Ein solcher Hinweis ist vorliegend seitens des Landgerichts infolge der Verkennung der Darlegungslast einschließlich ihres Umfangs unterblieben. Darauf beruht das angefochtene Urteil; denn auch der arbeitsmedizinische Sachverständige ist schlicht von dem Begriff des "Boten" ausgegangen, ohne diesen zu konkretisieren, und darauf fußt wiederum das angefochtene Urteil.

5

Ein weiterer Verfahrensfehler des Landgerichts liegt darin, dass es das Gehalt eines Boten gemäß § 287 ZPO auf "bis zu 2.000 DM" geschätzt hat.

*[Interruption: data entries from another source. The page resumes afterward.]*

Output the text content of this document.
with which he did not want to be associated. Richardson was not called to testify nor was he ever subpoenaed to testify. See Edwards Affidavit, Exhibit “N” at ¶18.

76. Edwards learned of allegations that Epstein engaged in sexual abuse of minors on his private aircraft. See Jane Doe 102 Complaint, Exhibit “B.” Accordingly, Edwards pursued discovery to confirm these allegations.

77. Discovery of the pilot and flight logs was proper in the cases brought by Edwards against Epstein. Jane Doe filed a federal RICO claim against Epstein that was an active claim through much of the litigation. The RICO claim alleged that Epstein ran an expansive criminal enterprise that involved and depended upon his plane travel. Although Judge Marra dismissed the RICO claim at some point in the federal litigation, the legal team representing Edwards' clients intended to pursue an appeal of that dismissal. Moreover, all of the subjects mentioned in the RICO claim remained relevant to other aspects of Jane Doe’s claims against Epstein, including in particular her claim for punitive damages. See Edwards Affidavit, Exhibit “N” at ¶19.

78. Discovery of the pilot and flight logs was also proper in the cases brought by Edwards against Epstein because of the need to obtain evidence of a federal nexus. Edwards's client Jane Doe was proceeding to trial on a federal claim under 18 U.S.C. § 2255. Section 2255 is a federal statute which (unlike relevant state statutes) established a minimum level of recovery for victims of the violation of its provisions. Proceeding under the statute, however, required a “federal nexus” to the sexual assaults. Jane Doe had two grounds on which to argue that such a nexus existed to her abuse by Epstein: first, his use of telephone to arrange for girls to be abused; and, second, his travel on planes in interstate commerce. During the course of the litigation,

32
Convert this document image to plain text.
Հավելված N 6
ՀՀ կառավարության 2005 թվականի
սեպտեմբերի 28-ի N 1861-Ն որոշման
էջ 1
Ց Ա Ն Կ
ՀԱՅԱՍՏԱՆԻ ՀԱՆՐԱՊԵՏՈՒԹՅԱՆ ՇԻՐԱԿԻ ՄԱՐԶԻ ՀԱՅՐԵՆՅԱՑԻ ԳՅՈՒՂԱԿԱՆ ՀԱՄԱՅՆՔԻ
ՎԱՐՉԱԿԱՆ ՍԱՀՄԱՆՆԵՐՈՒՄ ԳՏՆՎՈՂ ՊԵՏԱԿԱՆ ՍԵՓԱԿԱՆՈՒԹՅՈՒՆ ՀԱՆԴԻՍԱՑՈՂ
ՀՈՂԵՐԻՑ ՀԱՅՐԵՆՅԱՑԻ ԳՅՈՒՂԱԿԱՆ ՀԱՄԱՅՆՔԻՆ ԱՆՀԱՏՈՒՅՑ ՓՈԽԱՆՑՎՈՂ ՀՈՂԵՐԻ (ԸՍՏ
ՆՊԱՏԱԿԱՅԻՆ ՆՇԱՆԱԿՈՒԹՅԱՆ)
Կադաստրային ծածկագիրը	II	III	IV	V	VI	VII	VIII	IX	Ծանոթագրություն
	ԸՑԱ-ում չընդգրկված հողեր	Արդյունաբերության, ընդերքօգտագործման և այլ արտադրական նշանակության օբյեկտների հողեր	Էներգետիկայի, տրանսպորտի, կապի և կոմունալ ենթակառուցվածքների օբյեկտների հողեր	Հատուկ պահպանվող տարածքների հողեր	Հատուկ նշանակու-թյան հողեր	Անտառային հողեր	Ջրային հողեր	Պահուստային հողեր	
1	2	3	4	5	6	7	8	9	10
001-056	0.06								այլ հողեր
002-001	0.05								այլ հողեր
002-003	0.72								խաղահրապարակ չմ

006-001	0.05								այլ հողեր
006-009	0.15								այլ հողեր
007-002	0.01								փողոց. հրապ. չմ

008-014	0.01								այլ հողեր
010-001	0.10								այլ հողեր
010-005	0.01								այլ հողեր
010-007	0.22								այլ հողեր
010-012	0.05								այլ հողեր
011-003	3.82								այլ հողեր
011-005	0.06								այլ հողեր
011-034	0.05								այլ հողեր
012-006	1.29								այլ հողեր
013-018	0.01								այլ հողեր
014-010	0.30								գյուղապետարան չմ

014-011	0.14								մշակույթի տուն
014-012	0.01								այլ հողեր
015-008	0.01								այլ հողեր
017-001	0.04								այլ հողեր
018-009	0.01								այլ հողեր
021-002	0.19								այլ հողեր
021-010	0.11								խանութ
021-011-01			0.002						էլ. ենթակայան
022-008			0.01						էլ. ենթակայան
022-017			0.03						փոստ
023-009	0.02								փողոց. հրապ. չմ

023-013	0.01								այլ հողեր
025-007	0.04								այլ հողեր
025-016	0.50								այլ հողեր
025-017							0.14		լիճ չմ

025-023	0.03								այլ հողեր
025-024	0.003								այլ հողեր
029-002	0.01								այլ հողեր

Damit hat es sich eigene Sachkunde angemaßt, ohne den Parteien zuvor mitgeteilt zu haben, woher es solche haben sollte, und ihnen Gelegenheit gegeben zu haben, dazu Stellung zu nehmen. Zudem ist eine Schätzung auch verfahrensrechtlich unzulässig, wenn sie mangels greifbarer, hier von der Beklagten vorzutragender Anhaltspunkte, "völlig in der Luft" hängt (OLG Köln MDR 1980, 674 [OLG Köln 16.04.1980 - 2 U 107/79]). So ist es hier. Denn Anhaltspunkte für die vom Landgericht vorgenommene Schätzung sind nicht vorgetragen und das Landgericht hat solche auch nicht aufgezeigt.

6

Eine eigene Sachentscheidung des Senats gem. § 540 ZPO kommt nicht in Betracht. Der Rechtsstreit ist nicht entscheidungsreif, sondern bedarf umfangreicher Aufklärung.

7

Die Beklagte hat nunmehr - erstmals - zu den prägenden Merkmalen des Verweisungsberufs des "Boten" substantiiert vorgetragen; wegen der Einzelheiten kann insoweit auf die Berufungserwiderung verwiesen werden. Da der Kläger diese Angaben bestreitet, ist darüber Beweis zu erheben, ob er körperlich und intellektuell in der Lage ist, die dort beschriebenen Tätigkeiten während der Dauer der üblichen Arbeitszeit auszuüben. Ferner ist gegebenenfalls die Höhe des in diesem Beruf erzielbaren Lohns sorgfältig zu klären. - In einem solchen Fall ist es nicht Aufgabe des Berufungsgerichts, die erstinstanzlich nicht geschaffenen Entscheidungsgrundlagen im zweiten Rechtszug zu erarbeiten.